The Department for Education has proposed raising teachers’ minimum pay in most of England by more than 16 per cent over the next two years to reach its ambition of a £30,000 starting salary by 2023.
But most teachers and leaders would receive smaller pay rises of 3 per cent next year and 2 per cent the year after under the proposals, and rises for teachers moving between pay points would decrease in a move to a “flatter” pay progression structure.
The DfE has published its evidence to the School Teachers’ Review Body, which makes recommendations on teacher pay. The STRB can make different recommendations to those proposed by the government, but ministers get final sign-off.
The Conservatives pledged to raise starting salaries to £30,000 in 2019, though the pledge was pushed back by the pay freeze for most public sector workers in 2021.
Last year, education secretary Nadhim Zahawi asked the STRB to make recommendations for the next two years to support the move towards the pledge.
Minimum pay to rise by over £4k
In its evidence, the DfE said it was proposing an 8.9 per cent increase to the statutory minimum (M1) pay point for qualified teachers outside London in 2022-23, followed by a 7.1 per cent increase in 2023-24.
This would mean starting salaries would increase from £25,714 this year to £28,000 in 2022-23 and to £30,000 in 2023-24, a total rise of 16.7 per cent over the two years.
There would also be increases in the other main scale points, though these become less generous the further you move up the scale.
At the same time, the progression between pay points outside London would decrease to 5.5 per cent across the main pay range.
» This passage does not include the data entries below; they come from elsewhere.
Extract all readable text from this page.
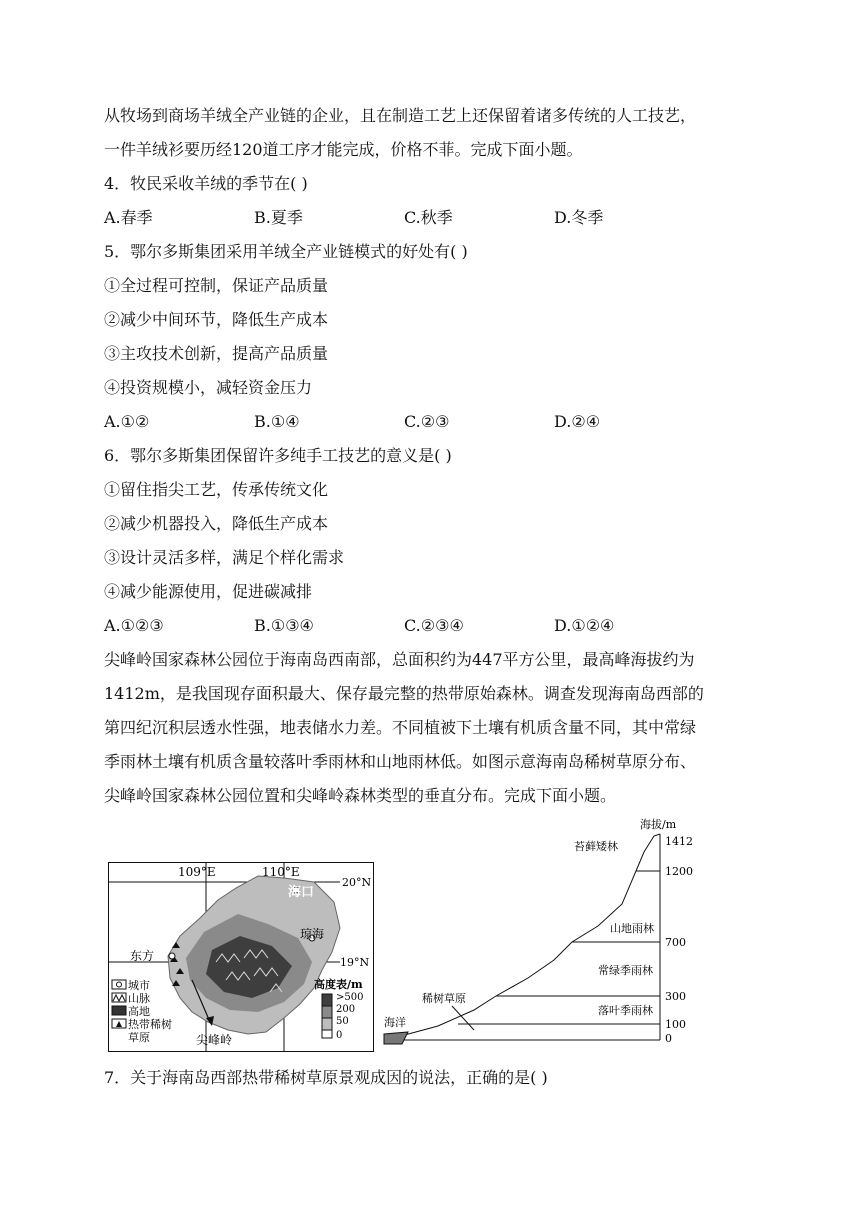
从牧场到商场羊绒全产业链的企业，且在制造工艺上还保留着诸多传统的人工技艺，
一件羊绒衫要历经120道工序才能完成，价格不菲。完成下面小题。
4．牧民采收羊绒的季节在( )
A.春季	B.夏季	C.秋季	D.冬季
5．鄂尔多斯集团采用羊绒全产业链模式的好处有( )
①全过程可控制，保证产品质量
②减少中间环节，降低生产成本
③主攻技术创新，提高产品质量
④投资规模小，减轻资金压力
A.①②	B.①④	C.②③	D.②④
6．鄂尔多斯集团保留许多纯手工技艺的意义是( )
①留住指尖工艺，传承传统文化
②减少机器投入，降低生产成本
③设计灵活多样，满足个样化需求
④减少能源使用，促进碳减排
A.①②③	B.①③④	C.②③④	D.①②④
尖峰岭国家森林公园位于海南岛西南部，总面积约为447平方公里，最高峰海拔约为
1412m，是我国现存面积最大、保存最完整的热带原始森林。调查发现海南岛西部的
第四纪沉积层透水性强，地表储水力差。不同植被下土壤有机质含量不同，其中常绿
季雨林土壤有机质含量较落叶季雨林和山地雨林低。如图示意海南岛稀树草原分布、
尖峰岭国家森林公园位置和尖峰岭森林类型的垂直分布。完成下面小题。
109°E	110°E
20°N
19°N
海口
琼海
东方
尖峰岭
城市
山脉
高地
热带稀树
草原
高度表/m
>500
200
50
0
海拔/m
1412
1200
700
300
100
0
苔藓矮林
山地雨林
常绿季雨林
落叶季雨林
稀树草原
海洋
7．关于海南岛西部热带稀树草原景观成因的说法，正确的是( )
At the moment, progression ranges from 7.1 per cent between points M3 and M4, to 8.4 per cent between points M5 and M6.
But smaller rises in London
Increases in starting salaries would be smaller in London, because pay structures in the capital “already better align with the aims of our reforms”.
In inner-London, the DfE’s model would see the M1 point increase from £32,157 to £35,500 over two years, a rise of 10.4 per cent.
In outer London, the minimum salary would rise 12.7 per cent, from £29,915 to £33,700, while in the London fringe there would be a 15 per cent rise, from £26,948 to £31,000.
Smaller rises for most teachers and leaders
Alongside the increase in starting salaries, the DfE said it believed it was “appropriate” to provide a 3 per cent pay rise in 2022-23 for teachers on the upper pay range and above, and a further 2 per cent rise in 2023-24, adding up to a 5.1 per cent rise over two years.
Most teachers are on the upper pay range, and these rises would also apply to leaders.
The 3 per cent rise in the first year “would constitute the highest pay award for teachers since 2006”, and also “frontloads” the higher award into year one, “meaning teachers benefit from most of the uplift sooner and for longer”.
Larger rises ‘not appropriate’
The DfE said the proposas for 2023-24 “represent the upper limit for what we think would be appropriate if we are to also allow for sufficient funding for any future pay award in 2024/25, alongside wider cost pressures that schools will face”.
The department also “does not believe that it would be appropriate to go higher in 2022-23 given the wider investment that schools will want to make to best support their pupils and staff”.
The DfE’s evidence states that the rises proposed would average out at 3.9 per cent in 2022-23 and 2.6 per cent in 2023-24.
The evidence document does not include an overall cost estimate for the rises, but based on the latest school spending figures, a rise of 3.9 per cent would cost around £980 million.
A DfE school costs document published earlier this week estimated schools would have around £2.1 billion left to spend in 2022-23 once other cost pressures are taken into account, and £700 million in 2023-24.
Rises will put ‘huge pressure’ on budgets
Unions have criticised the government’s proposals, and urged the STRB to recommend larger rises for all teachers.
Julie McCulloch, director of policy at the ASCL leaders’ union, welcomed the move to £30,000 starting salaries.
But she said it was “unacceptable that the government is not only proposing to flatten the pay structure so that more experienced teachers and leaders will see a lower uplift”.
She also criticised the decision not to apply the same uplift to early career teachers in London as for the rest of England.
“The government almost casually suggests that this is all affordable within the existing funding settlement for schools when this is patently not the case and will put huge pressure on budgets which are already stretched to the limit and beyond.”
Kevin Courtney, joint general secretary of the National Education Union, said increases in starting salaries “must be accompanied by equivalent increases in pay for all teachers and school leaders”.
“Imposing lower increases for more experienced teachers and headteachers is deeply unfair, will damage morale and will actually increase the retention problems already facing the profession.
“With inflation climbing ever higher, the Government’s proposals would not only be divisive but would result in yet another significant real-terms pay cut for most teachers.”